Las tendencias posteriores a la Segunda Guerra Mundial continuaron enfatizando la relación histórica entre las fuerzas armadas y el pueblo de Texas. Las tribus indígenas, España, México, la República de Texas, la Confederación y los Estados Unidos recurrieron a la guerra para resolver sus diferencias percibidas con otras sociedades y gobiernos. Sus culturas, sociedades, economías y composiciones demográficas estaban vinculadas a cosas militares. En resumen, la influencia de los asuntos militares en la historia de Texas difícilmente se puede exagerar. Ver también ASUNTOS INDIOS, EJÉRCITO DE LA REPÚBLICA DE TEXAS.

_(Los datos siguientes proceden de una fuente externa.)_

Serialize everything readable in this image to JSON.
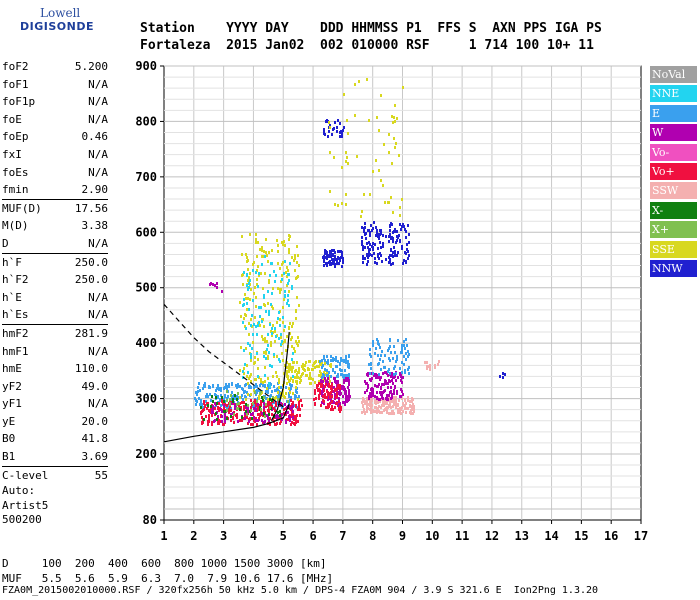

John Francis Bannon, La frontera de las tierras fronterizas españolas, 1513 & ndash1821 (Nueva York: Holt, Rinehart y Winston, 1970). Alwyn Barr, Texans in Revolt: La batalla por San Antonio, 1835 (Austin: University of Texas Press, 1990). Garna L. Christian, Soldados negros en Jim Crow Texas, 1899 & ndash1917 (College Station: Texas A & ampM University Press, 1995). Stephen L. Hardin, Ilíada de Texas: una historia militar de la revolución de Texas (Austin: University of Texas Press, 1994). Elizabeth A. H. John, Tormentas generadas en otros mundos de hombres: la confrontación de indios, españoles y franceses en el suroeste, 1540 & ndash1795 (College Station: Texas A & ampM University Press, 1975). Joseph Milton Nance, Después de San Jacinto: la frontera entre Texas y México, 1836 & ndash1841 (Austin: University of Texas Press, 1963). James W. Pohl, La Batalla de San Jacinto (Austin: Asociación Histórica del Estado de Texas, 1989). William L. Richter, El ejército en Texas durante la reconstrucción, 1865 & ndash1870 (College Station: Texas A & ampM University Press, 1987). David Paul Smith, Frontier Defense in Texas, 1861 & ndash1865 (tesis doctoral, North Texas State University, 1987). Robert M. Utley, Regulares de la frontera: el ejército de los Estados Unidos y los indios, 1866 & ndash1891 (Nueva York: Macmillan, 1973). Robert L. Wagner, El ejército de Texas: una historia de la 36.a División en la campaña italiana (Austin, 1972). Richard P. Walker, "La esvástica y la estrella solitaria: actividad nazi en los campos de prisioneros de guerra de Texas", Historia militar del suroeste 19 (primavera de 1989). David J. Weber, La frontera del extremo norte de la Nueva España (Albuquerque: University of New Mexico Press, 1979). Ralph A. y Robert Wooster, "'Rarin' For a Fight ': Texans in the Confederate Army", Suroeste histórico trimestral 84 (abril de 1981). Robert Wooster, "El ejército y la política de expansión: Texas y las zonas fronterizas del suroeste, 1870 y ndash1886", Suroeste histórico trimestral 93 (octubre de 1989). Robert Wooster, "Estrategia militar en el suroeste, 1848 y ndash1860", Historia militar de Texas y el suroeste 15 (1979). Robert Wooster, Soldados, colonos y colonos: la vida de la guarnición de la frontera de Texas (College Station: Texas A & ampM University Press, 1987).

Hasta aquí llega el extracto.